Vice is expected to expand its TV offerings because its newest investors include Disney-owned A&E Networks. It has become, in part, a news organization, though it still covers plenty of vice.

(If you listen to the audio above, Smith even tries to recruit Inskeep.)


Interview Highlights

On where its news coverage fits in

We look at the news cycle as a dangerous game to play — like kindergartners playing soccer. The ball goes over here, everyone runs over there, the ball goes over there, everyone runs over there. We famously go into places before things kick off or after things. We started documenting Iraq mostly after the war and everyone had left, and we went in and said, "Hold on a second, there's all these stories that are going on and no one cares. There's Iraq fatigue." And that's how we got into ISIS.

On Vice's approach to trying to create a voice in the midst of a constant news coverage climate

When we started doing online and especially with YouTube, people would say, "Young people don't care about international news. They don't have an attention span, so keep it short." Of course, that was all wrong. ....

I think you have to look at it and say everybody has their opinions about how everything should be or has to be, and generally if everybody else is doing it that way, we do it another way, because everybody else is already doing it that way. We're not going to go in and fight CNN on the 24-hour news cycle, because it's already been proven that's not necessarily the best way to do news.

On how Vice's documentary on ISIS was filmed

We had worked with [filmmaker Medyan Dairieh] in Gaza, on a lot of things that we had done there. He's a Palestinian kid, he works for Al-Jazeera, he works for us, he works for a couple of other people; he's a freelancer. And basically what happened is we said, "Why don't you ask these guys? See if you can go embed." And everyone says, "How'd you get it? How'd you get it?" I believe we were the only people who asked.

On how, in light of how the beheadings in Syria highlight the dangers for unaffiliated journalists in the region, Vice supports its freelancers

In Ukraine, [Vice filmmaker] Simon Ostrovsky was kidnapped along with 12 other journalists, and ... we not only had an action team on the ground in eight hours, we got him out within 48 hours. The safety of our people is of paramount importance to us. ... We're embedded with the Taliban right now in Pakistan and in Afghanistan, and we think that it's important to understand where these political movements are coming from because there's a lot of propaganda on both sides.

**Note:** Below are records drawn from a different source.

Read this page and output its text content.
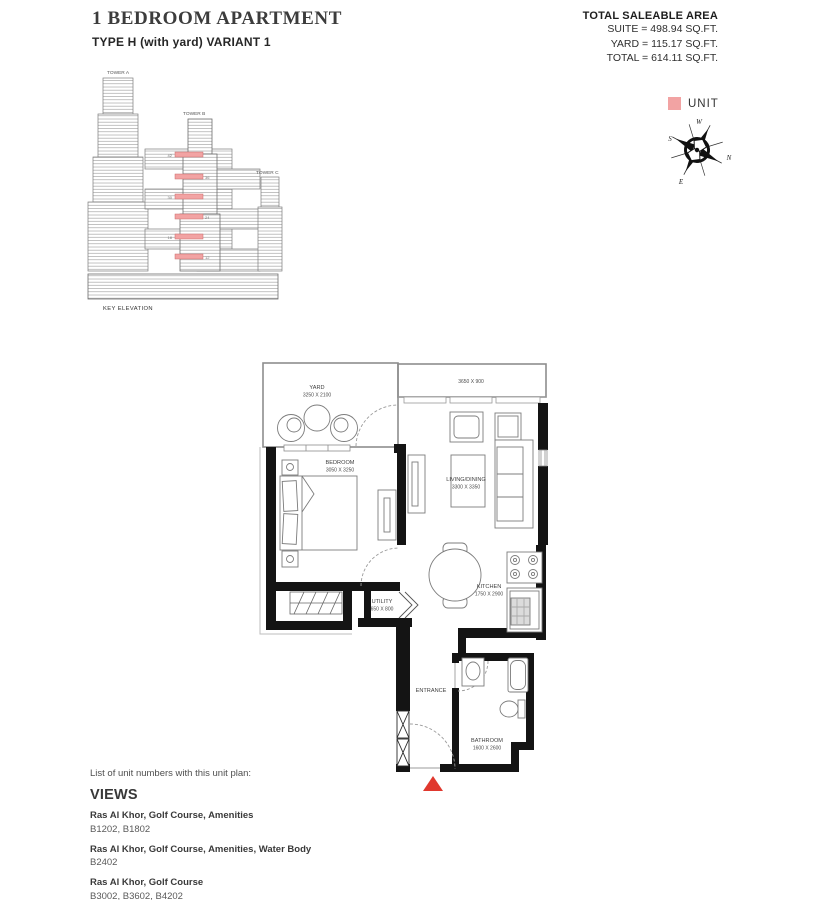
1 BEDROOM APARTMENT
TYPE H (with yard) VARIANT 1
TOTAL SALEABLE AREA
SUITE = 498.94 SQ.FT.
YARD = 115.17 SQ.FT.
TOTAL = 614.11 SQ.FT.
UNIT
W
S
N
E
42
36
30
24
18
12
TOWER A
TOWER B
TOWER C
KEY ELEVATION
YARD
3250 X 2100
3650 X 900
BEDROOM
3050 X 3250
LIVING/DINING
3300 X 3350
KITCHEN
1750 X 2900
UTILITY
650 X 800
BATHROOM
1600 X 2600
ENTRANCE
List of unit numbers with this unit plan:
VIEWS
Ras Al Khor, Golf Course, Amenities
B1202, B1802
Ras Al Khor, Golf Course, Amenities, Water Body
B2402
Ras Al Khor, Golf Course
B3002, B3602, B4202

On whether Vice can keep up with a world filled with players with agendas and not get played

No, I think it's impossible. I think you do your best, and we believe in full transparency, and that's why we sort of adopted the documentary immersionism style, because the fact that we don't have to follow the news cycle gives us the time to double-check and triple-check what's going on. And by the way, stories morph. You have to be dynamic and sort of open-minded when you go into these things.